The pulmonary artery catheter can also guide fluid resuscitation using mixed venous oxygen saturation (SvO ₂ ), which provides information on CO and tissue perfusion. SvO ₂ is the percentage of oxygen in the blood that returns to the right side of the heart, and it uses blood drawn from the tip of the pulmonary artery catheter before its reoxygenation in the pulmonary capillaries. A normal SvO ₂ is 60% to 80%, and if the SvO ₂ is decreased, it means that the peripheral tissue is extracting a higher percentage of blood from the tissue as a compensation for poor CO, and increased fluid resuscitation is needed.

Liver Enzymes

The liver enzymes aspartate aminotransferase (AST) and alanine aminotransferase (ALT) are wrongly termed “liver function tests,” because they do not measure liver function, but rather reflect hepatocyte cell death. Nonetheless, despite not measuring liver function, these liver enzymes can be useful in identifying the potential for allograft problems.

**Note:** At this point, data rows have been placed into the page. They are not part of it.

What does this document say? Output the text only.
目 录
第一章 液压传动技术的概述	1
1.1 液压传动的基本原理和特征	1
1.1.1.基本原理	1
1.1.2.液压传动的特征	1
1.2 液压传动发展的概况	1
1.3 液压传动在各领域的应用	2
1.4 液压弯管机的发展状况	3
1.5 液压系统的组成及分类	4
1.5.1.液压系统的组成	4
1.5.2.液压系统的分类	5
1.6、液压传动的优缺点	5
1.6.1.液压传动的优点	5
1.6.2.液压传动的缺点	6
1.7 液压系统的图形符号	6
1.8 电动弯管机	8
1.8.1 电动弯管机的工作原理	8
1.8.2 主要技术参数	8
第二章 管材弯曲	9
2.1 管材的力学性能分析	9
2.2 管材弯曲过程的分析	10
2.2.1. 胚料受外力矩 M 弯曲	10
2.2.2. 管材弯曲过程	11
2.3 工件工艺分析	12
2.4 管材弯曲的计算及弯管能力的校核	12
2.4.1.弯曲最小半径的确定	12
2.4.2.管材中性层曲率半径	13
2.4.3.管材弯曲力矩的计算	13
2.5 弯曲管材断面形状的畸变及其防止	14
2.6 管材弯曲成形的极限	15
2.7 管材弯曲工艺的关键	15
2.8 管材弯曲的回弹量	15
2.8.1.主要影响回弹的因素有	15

During a standard posttransplant ICU course, the transaminase levels rise and peak during the first 2 days before declining. Several factors (size mismatch, increased steatosis, prolonged ischemia time) will significantly elevate AST and ALT levels, and if these levels resolve quickly, they are not a concern; however, liver enzyme levels that fail to decline after 2 days warrant further investigation. The canalicular enzymes γ-glutamyl transferase and alkaline phosphatase begin their rise approximately the fourth day after transplant and typically rise up to five times normal before declining.

Liver Function Tests

The liver has synthetic, excretory, and metabolic functions, each of which can be assessed by particular laboratory values.

Radiological Studies

Radiological studies are integral to evaluating allograft function ( Fig. 69-2 ). Duplex ultrasonography (DUS) can assess the hepatic artery and portal vein inflow and the hepatic vein outflow. DUS is cost-effective, noninvasive, and can be performed at the bedside in the ICU; its main drawback is that it is operator dependent and is limited by the body shape. DUS is best considered as a screening tool, rather than a diagnostic study.

Pretransplant Comorbidities

Pulmonary hypertension (PH), pretransplant hemodialysis, hypercoagulable state, and cardiovascular disease, are all preexisting factors that can negatively affect the initial allograft outcome. Knowing these comorbidities can prepare the clinician for potential complications and guide the studies and interventions required.

Donor Quality

Donor quality has the greatest impact on allograft function, and in an age of organ supply shortages, marginal donors are routine. Although the donor risk index predicts overall survival based on organ quality, it is not as relevant for predicting the initial allograft outcomes in the ICU, because several parameters that strongly affect initial allograft function such as cold ischemia time and macrosteatosis are not part of the donor risk index calculation.

Operative Course

The operative course is a useful predictor of overall allograft function. Significant blood loss requiring massive transfusion, reperfusion syndrome, prolonged warm ischemia time, hypotension requiring pressors, and a tight abdomen upon closure are all intraoperative events that can affect the allograft function in the ICU.

Graft Inflow Hemodynamics

The liver allograft has two main sources of inflow—the hepatic artery and the portal vein—which must be considered in managing the initial liver allograft function.

Graft Outflow Hemodynamics

Graft outflow hemodynamics are probably the least appreciated parameters and yet are crucial for allograft function. The liver allograft outflow is via the hepatic vein, and good function of the allograft depends on maintaining a gradient of perfusion across the liver from the portal vein to the vena cava. Any factor limiting outflow affects the perfusion of the allograft.